Letras da Arábia - Passarinhos de Barro
Tudo é provisório e contagioso. Por isso é preciso livrar-se dessas almas penadas que escolheram fazer desta vida um vale de lágrimas. E fizeram para si a opção da amargura. É preciso livrar-se desses que não suportam um dia arrebentando de azul, uma brisa-vagão a transportar o cheiro de rosas como passageiro, o sol, a alegria.... É preciso livrar-se dos exatos, dos cartesianos de horário integral. Livrar-se dessas caras vincadas, desse rito no rosto de importância forjada. É preciso livrar-se dessas roupas limpas e dessas boas maneiras – embora nada se tenha contra as roupas limpas e a gentileza – desde que não obriguem à consciência pejada ou à carniça no coração. É preciso livrar-se, porque são doenças contagiosas.
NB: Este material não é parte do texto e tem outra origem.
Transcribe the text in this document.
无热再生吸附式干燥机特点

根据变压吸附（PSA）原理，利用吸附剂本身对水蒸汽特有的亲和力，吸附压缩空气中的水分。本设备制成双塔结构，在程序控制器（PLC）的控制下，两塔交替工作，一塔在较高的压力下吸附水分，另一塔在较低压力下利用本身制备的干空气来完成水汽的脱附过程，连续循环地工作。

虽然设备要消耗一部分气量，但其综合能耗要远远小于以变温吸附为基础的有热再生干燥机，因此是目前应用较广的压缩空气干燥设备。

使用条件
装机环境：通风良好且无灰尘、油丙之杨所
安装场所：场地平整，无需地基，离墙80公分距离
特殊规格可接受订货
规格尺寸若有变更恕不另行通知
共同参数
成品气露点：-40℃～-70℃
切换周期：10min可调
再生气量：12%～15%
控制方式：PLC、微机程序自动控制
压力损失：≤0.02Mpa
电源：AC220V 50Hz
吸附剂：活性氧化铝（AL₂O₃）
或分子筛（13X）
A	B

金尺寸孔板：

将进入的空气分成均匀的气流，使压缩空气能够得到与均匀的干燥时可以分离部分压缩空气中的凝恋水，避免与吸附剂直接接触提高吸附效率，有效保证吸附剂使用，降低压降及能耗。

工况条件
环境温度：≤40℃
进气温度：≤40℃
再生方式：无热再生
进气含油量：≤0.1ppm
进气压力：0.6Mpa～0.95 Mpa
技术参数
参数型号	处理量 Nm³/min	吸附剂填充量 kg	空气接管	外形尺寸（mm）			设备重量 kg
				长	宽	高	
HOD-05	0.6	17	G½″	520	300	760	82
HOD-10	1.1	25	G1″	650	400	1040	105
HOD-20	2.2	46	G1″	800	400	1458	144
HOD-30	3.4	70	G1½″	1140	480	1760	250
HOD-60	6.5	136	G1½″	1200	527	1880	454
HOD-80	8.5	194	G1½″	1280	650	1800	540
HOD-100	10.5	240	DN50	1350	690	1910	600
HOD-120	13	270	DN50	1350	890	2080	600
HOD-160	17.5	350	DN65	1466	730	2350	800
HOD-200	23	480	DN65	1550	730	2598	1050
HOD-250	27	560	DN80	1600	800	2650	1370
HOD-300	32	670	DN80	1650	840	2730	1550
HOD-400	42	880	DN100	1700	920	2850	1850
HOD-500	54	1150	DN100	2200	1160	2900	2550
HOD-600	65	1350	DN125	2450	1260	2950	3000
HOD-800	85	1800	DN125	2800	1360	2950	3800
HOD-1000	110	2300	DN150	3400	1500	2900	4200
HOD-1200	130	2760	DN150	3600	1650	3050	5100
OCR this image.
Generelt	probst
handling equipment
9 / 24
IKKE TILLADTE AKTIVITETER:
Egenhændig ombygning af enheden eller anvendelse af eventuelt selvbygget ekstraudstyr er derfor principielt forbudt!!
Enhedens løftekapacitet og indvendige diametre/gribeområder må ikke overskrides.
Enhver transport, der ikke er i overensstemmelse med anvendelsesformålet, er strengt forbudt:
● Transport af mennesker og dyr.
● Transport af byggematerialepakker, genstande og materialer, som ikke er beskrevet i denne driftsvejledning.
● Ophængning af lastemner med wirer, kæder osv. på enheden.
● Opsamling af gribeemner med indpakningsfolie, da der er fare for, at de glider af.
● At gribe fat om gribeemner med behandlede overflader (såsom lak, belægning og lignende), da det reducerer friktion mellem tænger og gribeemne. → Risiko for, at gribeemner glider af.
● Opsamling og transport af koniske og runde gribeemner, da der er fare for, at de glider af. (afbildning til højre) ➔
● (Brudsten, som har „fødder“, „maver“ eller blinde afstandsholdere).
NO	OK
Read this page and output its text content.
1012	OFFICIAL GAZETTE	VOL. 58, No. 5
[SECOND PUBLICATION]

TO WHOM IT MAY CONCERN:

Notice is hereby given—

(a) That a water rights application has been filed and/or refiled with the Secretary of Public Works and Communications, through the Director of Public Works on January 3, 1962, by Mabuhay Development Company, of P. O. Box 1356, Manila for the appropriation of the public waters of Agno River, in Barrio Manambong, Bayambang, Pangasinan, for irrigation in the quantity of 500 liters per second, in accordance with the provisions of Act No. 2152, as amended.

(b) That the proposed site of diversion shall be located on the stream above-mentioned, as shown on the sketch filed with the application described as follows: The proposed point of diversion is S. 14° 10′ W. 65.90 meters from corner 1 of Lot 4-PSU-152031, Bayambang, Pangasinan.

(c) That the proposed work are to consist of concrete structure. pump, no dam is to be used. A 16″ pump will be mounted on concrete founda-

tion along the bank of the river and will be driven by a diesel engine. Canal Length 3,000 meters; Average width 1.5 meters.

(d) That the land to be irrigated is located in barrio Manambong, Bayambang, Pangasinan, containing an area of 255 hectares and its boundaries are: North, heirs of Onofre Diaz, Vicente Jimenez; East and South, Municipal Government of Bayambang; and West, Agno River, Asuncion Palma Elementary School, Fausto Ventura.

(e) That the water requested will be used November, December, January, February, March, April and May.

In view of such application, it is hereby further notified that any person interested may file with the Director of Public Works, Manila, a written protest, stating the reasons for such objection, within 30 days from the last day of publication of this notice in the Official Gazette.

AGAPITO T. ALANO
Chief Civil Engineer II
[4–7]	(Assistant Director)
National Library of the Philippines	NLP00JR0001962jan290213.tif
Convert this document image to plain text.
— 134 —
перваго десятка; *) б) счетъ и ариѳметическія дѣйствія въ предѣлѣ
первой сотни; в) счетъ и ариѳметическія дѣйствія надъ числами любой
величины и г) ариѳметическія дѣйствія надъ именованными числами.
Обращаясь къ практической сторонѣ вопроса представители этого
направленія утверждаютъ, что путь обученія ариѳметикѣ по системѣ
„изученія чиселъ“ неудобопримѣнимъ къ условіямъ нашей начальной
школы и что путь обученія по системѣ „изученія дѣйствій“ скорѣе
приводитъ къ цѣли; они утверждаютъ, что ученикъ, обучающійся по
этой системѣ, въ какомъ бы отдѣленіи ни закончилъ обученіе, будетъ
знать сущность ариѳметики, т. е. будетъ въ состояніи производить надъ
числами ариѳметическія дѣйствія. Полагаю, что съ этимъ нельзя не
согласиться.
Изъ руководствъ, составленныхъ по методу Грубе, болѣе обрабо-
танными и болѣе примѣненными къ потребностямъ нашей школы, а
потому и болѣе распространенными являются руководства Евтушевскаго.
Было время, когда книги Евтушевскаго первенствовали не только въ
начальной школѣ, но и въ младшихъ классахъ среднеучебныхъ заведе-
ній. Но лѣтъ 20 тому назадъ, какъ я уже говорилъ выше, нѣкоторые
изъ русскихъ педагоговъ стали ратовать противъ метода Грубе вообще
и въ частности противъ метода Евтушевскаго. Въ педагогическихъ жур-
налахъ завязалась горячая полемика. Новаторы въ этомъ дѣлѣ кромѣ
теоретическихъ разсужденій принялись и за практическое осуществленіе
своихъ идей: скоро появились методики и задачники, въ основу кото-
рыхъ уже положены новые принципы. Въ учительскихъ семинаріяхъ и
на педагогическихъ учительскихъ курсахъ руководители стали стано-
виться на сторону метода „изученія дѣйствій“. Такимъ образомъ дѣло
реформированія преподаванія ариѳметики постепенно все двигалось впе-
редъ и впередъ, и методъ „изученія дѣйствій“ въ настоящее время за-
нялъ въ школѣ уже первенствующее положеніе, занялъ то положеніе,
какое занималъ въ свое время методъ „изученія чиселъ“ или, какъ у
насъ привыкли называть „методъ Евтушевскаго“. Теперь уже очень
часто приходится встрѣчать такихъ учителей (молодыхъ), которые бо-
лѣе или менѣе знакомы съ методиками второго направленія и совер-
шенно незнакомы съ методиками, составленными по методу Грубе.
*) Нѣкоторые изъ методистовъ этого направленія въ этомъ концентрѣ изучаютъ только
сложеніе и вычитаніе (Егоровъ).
Lá longe, estão os humildes, mas nem sempre a Humildade anda junto com o coração aberto. Quer-se os de coração aberto, por onde andarão os de coração aberto? Preferir-se-ia que fossem humanos e em estágio adulto. Mas tem-se procurado tanto e os de coração aberto vão ficando raros, os corações estão se fechando como a flor do mandacaru ao chegar seu tempo.
Quem serão os de coração aberto? Serão os passarinhos? Serão os loucos? Serão os inocentes? Serão os desimportantes? Serão os simplórios?
Ou serão, apenas e tão somente, as criancinhas da Rua do Céu, Pritinho, Nego da Luça, Zé do Zé Gerardo, Tuniquinho, aqueles enlameados e rasgados, os pequeninos fazedores de passarinhos de barro?
Tudo é provisório e contagioso. Se se continua cercado desses rostos amargos, dessas lacrimais enferrujadas, vai-se tornar assim também. É mister que se decida, é preciso SER – não SER ALGUMA COISA ou SER ALGUÉM – mas simplesmente SER. E, infelizmente, não por nosso gosto, deixar que essas almas penadas cumpram dolorosamente o seu calvário de viver.
Mas bem que podia ser tão diferente! Tão diferente, diferente !!!
Tão diferente!
E as lágrimas do mundo, duas espécies diversas, uma o oposto da outra.